The reason a Will is ineffective to convey a home owned JTWROS or T by E, is that the form of ownership works to convey the property at the death of the first co-owner to die, without further action. In the case of married couples, this is usually ideal, because it simplifies things for the surviving spouse. So when can things go wrong? I will give you two real-life examples.
Mom is getting older and wants to simplify things for her kids when she passes away. She gets social security, has approximately $100k in CDs, owns her home worth $150k and she owns some farmland worth around $120k. She does a deed conveying both parcels of real property to her sons, as joint tenants, and she names them as payable on death beneficiaries of her CDs. If the sons don’t take action, the son who lives longest will end up with $320k of inheritance to pass to his own family, whilst the other will have only only the $50k of CDs. The would have been better served to own the property as Tenants in Common, or better yet decide between them who would own which property on his own.
Another situation wherein the JTWROS wasn’t the correct form of ownership involved a father who put his son on the deed to a home he owned but in which the son lived and worked.

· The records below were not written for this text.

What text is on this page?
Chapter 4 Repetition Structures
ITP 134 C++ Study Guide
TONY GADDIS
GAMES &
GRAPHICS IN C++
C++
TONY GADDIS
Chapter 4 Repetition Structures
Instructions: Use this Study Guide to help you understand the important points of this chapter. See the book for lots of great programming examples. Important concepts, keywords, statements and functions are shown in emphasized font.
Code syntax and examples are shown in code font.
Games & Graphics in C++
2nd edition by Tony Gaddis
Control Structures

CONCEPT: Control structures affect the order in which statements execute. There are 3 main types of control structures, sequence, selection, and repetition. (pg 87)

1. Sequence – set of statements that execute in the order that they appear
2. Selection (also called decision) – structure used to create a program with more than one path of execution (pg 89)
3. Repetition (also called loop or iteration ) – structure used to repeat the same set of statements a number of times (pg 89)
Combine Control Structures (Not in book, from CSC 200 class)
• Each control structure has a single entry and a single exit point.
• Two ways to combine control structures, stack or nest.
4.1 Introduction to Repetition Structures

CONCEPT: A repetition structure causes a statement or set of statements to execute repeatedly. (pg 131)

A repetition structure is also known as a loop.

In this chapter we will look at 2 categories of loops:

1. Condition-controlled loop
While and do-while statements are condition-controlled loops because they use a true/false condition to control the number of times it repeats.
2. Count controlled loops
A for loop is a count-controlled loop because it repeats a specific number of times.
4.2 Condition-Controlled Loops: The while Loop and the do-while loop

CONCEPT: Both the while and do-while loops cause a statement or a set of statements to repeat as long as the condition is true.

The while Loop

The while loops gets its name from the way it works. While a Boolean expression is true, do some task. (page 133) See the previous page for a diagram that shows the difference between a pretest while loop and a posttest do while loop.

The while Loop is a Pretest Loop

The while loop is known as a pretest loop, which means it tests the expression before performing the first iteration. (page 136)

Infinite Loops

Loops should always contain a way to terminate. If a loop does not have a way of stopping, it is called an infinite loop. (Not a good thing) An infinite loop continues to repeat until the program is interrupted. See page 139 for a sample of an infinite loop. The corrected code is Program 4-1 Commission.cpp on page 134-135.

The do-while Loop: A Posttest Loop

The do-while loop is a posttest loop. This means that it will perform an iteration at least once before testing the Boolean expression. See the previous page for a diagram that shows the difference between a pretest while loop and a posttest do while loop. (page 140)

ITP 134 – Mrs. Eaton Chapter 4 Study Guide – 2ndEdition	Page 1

The son divorced and remarried a woman who did not like her stepchildren. The father wanted to leave his half of the home to his grandchildren to protect a portion of their inheritance from their stepmother, but he was unable to do so.
It is important to choose the right form of co-ownership when you buy real property. Be sure to get advice and explain your life situation thoroughly to the attorney drafting the deed, so that she can guide you to the correct form of ownership for you.
* Tenants by the Entirety is a form of JTWROS that is available only to married couples and provides additional creditor protection. The pros and cons of T by E ownership are beyond the scope of this post.